Er war das Ärgernis an der internationalen Weltmeisterschaft der Meisterwerber in Cannes. An jeder Party hat er sich eingeschlichen. Bei der legendären Dance-Night der MassiveMusic, wo ein massives Sicherheitsdispositiv dafür sorgt, dass sich niemand ohne persönliche Einladung in den Tempel der angehenden Löwenbändiger vorzudringen wagt, tanzte er ausgelassen mit einer Blondine aus dem Kongo. Es hat ihn nicht gestört, dass die Werbeassistentin auf der Tanzfläche an diesem Abend eigentlich ihre inoffizielle Verlobung mit einem charmanten Creative Director aus Wien feiern wollte.

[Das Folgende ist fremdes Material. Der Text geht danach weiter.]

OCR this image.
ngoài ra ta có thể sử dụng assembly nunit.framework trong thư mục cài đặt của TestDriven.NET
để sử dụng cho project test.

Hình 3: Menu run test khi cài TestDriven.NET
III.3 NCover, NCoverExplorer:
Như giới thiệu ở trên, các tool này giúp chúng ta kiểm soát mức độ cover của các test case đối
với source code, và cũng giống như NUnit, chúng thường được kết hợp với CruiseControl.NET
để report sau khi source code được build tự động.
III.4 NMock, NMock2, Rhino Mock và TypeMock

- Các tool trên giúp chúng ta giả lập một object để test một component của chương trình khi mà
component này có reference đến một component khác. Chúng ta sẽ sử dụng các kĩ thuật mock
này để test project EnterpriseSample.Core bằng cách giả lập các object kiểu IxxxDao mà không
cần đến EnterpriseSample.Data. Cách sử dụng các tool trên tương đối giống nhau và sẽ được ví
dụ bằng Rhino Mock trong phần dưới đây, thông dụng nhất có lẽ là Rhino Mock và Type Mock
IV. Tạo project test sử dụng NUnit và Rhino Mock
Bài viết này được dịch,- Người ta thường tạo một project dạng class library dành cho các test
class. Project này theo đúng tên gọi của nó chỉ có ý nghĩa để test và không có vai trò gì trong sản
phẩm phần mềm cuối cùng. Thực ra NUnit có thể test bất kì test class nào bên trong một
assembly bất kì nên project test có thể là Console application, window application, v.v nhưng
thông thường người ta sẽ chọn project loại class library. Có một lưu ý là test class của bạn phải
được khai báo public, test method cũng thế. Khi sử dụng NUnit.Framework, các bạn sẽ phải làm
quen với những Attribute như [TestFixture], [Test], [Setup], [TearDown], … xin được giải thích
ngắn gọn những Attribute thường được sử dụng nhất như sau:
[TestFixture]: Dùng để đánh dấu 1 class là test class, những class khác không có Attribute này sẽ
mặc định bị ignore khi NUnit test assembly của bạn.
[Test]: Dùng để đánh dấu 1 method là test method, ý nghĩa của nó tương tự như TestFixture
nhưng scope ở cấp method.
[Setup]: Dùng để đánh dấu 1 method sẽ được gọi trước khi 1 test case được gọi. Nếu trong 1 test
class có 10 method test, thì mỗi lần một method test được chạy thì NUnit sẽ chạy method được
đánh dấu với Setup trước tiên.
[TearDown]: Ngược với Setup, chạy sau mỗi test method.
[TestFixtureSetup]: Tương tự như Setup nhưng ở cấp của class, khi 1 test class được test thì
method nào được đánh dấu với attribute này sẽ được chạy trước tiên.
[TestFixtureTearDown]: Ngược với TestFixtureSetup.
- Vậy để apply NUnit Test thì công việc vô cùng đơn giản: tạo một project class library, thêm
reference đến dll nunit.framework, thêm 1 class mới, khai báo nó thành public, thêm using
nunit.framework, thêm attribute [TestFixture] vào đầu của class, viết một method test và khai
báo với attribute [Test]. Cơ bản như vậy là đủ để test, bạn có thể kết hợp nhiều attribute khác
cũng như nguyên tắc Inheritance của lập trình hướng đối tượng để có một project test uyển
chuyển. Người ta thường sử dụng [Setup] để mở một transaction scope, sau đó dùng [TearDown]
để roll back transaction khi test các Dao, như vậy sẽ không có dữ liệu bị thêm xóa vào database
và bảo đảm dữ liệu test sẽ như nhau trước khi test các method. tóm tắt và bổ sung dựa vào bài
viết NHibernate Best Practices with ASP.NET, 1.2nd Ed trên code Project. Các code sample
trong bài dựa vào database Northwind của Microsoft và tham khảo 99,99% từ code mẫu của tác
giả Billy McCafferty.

Im Google-Zelt sind Khopi Peist auf wundervolle Weise zwölf Smartphone-Hüllen geschenkt worden. Im Havas Café hat er sich regelmässig auf höchsten Niveau kulinarisch verpflegt, getreu seinem Lebensmotto: „All You Can Eat“.

catch_a_rising_Star

Khopi Peist hat im Verlauf seiner fünf Nächte an den Cannes Lions aber nicht nur getanzt, getrunken und geschlemmt. Tagsüber schaffte er es sogar, sich heimlich in die Jury der Königsklasse einzuschmuggeln. Bei der finalen Abstimmung für den Goldlöwen in der Kategorie Film ist er erst negativ aufgefallen, von einem ehemaligen „Werbewoche“-Redaktor enttarnt worden und schliesslich in hohem Bogen rausgeflogen, als er sich mit seinem holländischem Akzent minutenlang für einen Schweizer Beitrag stark machen wollte.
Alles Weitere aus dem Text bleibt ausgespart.